Presença ainda relativa nas universidades

Apesar de 52% dos postos de trabalho que exigem formação superior no Brasil serem ocupados por mulheres, a presença feminina ainda é muito pequena em algumas profissões e mesmo nos degraus mais altos das carreiras onde ela predomina.
Apesar de 52% dos postos de trabalho que exigem formação superior no Brasil serem ocupados por mulheres, a presença feminina ainda é muito pequena em algumas profissões e mesmo nos degraus mais altos das carreiras onde ela predomina.
O dado não é novo, mas abre o debate sobre a inserção da mulher em diversas áreas do conhecimento e do mercado, além da necessidade de se criar políticas públicas que proporcionem condições igualitárias para ambos os sexos profissionalmente.

“É preciso trabalhar com as professoras do ensino fundamental para que não haja uma diferenciação das disciplinas que são mais femininas ou mais masculinas. Hoje, ainda se acha que matemática não é coisa de menina”, disse a economista Hildete Pereira de Araújo à Agência FAPESP durante o encontro “Mulheres e ciência”, realizado na 58ª reunião da Sociedade Brasileira para o Progresso da Ciência (SBPC).

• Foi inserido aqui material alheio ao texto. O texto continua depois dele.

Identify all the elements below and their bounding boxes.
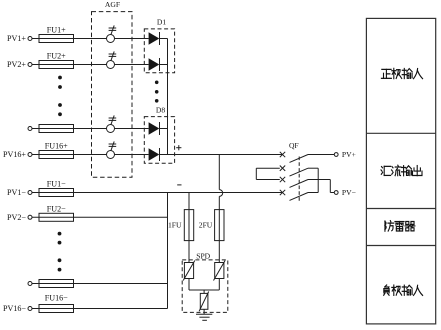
- svg-text:D8: D8: [156, 106, 165, 115]
- svg-text:FU1+: FU1+: [47, 26, 66, 35]
- svg-text:2FU: 2FU: [199, 221, 213, 230]
- svg-text:PV1+: PV1+: [7, 34, 26, 43]
- svg-text:SPD: SPD: [196, 251, 210, 260]
- svg-text:FU2+: FU2+: [47, 52, 66, 61]
- svg-text:PV16+: PV16+: [3, 150, 26, 159]
- svg-text:PV−: PV−: [342, 188, 356, 197]
- svg-text:QF: QF: [289, 141, 299, 150]
- svg-text:PV2+: PV2+: [7, 60, 26, 69]
- svg-text:PV1−: PV1−: [7, 188, 26, 197]
- svg-text:FU16+: FU16+: [45, 142, 68, 151]
- svg-text:PV+: PV+: [342, 150, 356, 159]
- svg-text:FU16−: FU16−: [45, 294, 68, 303]
- svg-text:FU1−: FU1−: [47, 180, 66, 189]
- svg-text:PV16−: PV16−: [3, 304, 26, 313]
- svg-text:D1: D1: [157, 18, 166, 27]
- svg-text:FU2−: FU2−: [47, 204, 66, 213]
- svg-text:1FU: 1FU: [168, 221, 182, 230]
- svg-text:AGF: AGF: [105, 0, 120, 9]
- svg-text:PV2−: PV2−: [7, 213, 26, 222]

Professora da Universidade Federal Fluminense (UFF), Hildete dedica-se ao estudo de gênero na história econômica e no mercado de trabalho. A partir de dados do Conselho Nacional de Desenvolvimento Científico e Tecnológico (CNPq), referentes à década de 1990, a pesquisadora verificou que o número de mulheres ultrapassou o de homens – e essa tendência é crescente – na quantidade de bolsas de iniciação científica.

Partindo do princípio de que os alunos da iniciação científica serão os cientistas de amanhã, o que se vislumbra é, num futuro próximo, uma pós-graduação mais feminina.

Mas, para a professora da UFF, é preciso criar mecanismos na comunidade científica que não punam a maternidade e o afastamento da mulher durante tal período. O pesquisador que fica dois anos sem publicar, por exemplo, corre o risco de perder espaço e prestígio. “Talvez fosse uma boa idéia poder inserir no currículo períodos de maternidade como forma de justificar o recesso de publicação”, disse a economista.

“Por muito tempo foram usadas as diferenças entre os sexos para afirmar a incapacidade da mulher em desempenhar atividades intelectuais”, disse a socióloga Maria Teresa Citeli à Agência FAPESP. Professora da Universidade Estadual de Campinas (Unicamp), ela defende que o desafio, hoje, é divulgar que existe muita mulher fazendo ciência e fazendo bem.